In dieser Heimsuchung der Sprache kann dieser der Sprache fähige Kuli den Sinn seiner Irrfahrten finden, ein Körper in der opaken Materie der Wörter. Auf dass das Signifikant dereguliert, verlängert und vielstimmig gemacht wird, um eine Welt, die sich ihrer Ordnung noch zu sicher ist, neu zu fassen – ein Kuli-Ausreißversuch sozusagen!


Aus dem Französischen von Ingrid Fischer-Schreiber


Anmerkungen

1 Dieses Konzept geht auf das Werk Cale d‘Étoiles-Coolitude des Lyrikers Khal Torabully (Azalée, 1992) zurück.

2 In den historischen Anfängen dieses Konzepts, das Jean-Georges Prosper als „indische Négritude“ bezeichnet, haben wir uns vor allem der Situation in Mauritius gewidmet, weil an diesem Beispiel die Ähnlichkeiten mit anderen Ländern, die ebenfalls Zielländer der indischen Immigration waren, am deutlichsten werden.

3 Siehe den Roman von D. Dambreville aus Réunion L‘Écho du Silence, in dem der Kuli stumm ist.

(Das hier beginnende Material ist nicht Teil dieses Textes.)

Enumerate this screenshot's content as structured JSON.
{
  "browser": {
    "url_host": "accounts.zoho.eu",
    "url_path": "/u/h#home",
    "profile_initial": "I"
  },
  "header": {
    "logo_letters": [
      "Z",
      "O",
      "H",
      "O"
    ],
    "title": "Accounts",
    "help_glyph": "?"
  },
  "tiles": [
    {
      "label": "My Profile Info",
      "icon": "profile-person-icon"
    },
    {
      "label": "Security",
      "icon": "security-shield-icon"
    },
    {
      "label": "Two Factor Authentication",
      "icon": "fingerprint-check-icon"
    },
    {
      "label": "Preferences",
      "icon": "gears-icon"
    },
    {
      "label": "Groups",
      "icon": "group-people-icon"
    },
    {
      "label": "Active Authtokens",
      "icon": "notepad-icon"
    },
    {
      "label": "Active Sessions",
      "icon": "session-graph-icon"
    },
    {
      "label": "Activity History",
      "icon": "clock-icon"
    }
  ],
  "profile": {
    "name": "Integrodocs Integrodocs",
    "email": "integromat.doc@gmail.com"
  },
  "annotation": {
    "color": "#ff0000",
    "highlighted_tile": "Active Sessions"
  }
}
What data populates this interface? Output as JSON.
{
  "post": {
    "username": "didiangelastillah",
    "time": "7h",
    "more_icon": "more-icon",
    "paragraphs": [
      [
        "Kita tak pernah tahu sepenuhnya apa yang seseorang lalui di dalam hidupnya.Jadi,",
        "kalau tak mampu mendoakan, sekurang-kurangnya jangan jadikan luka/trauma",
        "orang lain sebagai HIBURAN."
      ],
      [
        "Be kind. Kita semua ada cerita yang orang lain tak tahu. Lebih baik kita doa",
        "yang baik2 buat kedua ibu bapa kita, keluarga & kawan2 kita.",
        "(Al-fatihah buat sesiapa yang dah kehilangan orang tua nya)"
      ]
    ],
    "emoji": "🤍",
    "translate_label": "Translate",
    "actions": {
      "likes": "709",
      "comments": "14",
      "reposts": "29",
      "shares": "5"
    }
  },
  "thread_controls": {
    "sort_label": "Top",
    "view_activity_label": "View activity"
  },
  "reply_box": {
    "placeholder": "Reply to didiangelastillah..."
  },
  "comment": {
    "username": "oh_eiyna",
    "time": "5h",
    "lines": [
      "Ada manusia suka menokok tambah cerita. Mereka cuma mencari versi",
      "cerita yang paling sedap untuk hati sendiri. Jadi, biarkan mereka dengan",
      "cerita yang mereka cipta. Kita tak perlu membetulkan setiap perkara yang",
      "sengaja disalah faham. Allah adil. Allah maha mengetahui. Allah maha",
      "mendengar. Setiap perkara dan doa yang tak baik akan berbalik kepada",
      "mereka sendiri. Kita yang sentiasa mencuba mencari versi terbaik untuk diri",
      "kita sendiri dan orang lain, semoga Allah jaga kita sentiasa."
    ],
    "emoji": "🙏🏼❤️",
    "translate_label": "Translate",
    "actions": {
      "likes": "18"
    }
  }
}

4 Der Begriff créol bezeichnet auf Mauritius einen Inselbewohner afrikanischen Ursprungs. Hier haben Begriffe wie créolie, créolité und créolisation nicht dieselbe Bedeutung wie auf den Antillen, wo der Terminus créol die Anpassung eines Fremdkörpers an einen anderen Raum bezeichnet.

5 Ich habe diesen Begriff im Neologismus coolitude beibehalten, der allerdings semantisch und existenziell stark reduziert ist und in den Ohren Menschen indischer Abstammung keinen guten Klang hat, weil er zu sehr an den „Neger“ erinnert, der die gleiche Erinnerung teilt.

6 Übrigens war der Kuli auch Bretone, genauso wie Chinese, Schwarzer ... Außerdem würde ich den Kuli im weitesten Sinne des Wortes als eine Menschen definieren, der über keinen seine Überfahrt beschreibenden Text verfügt, als jemanden, der Zeichen zwischen den Codes weitergibt.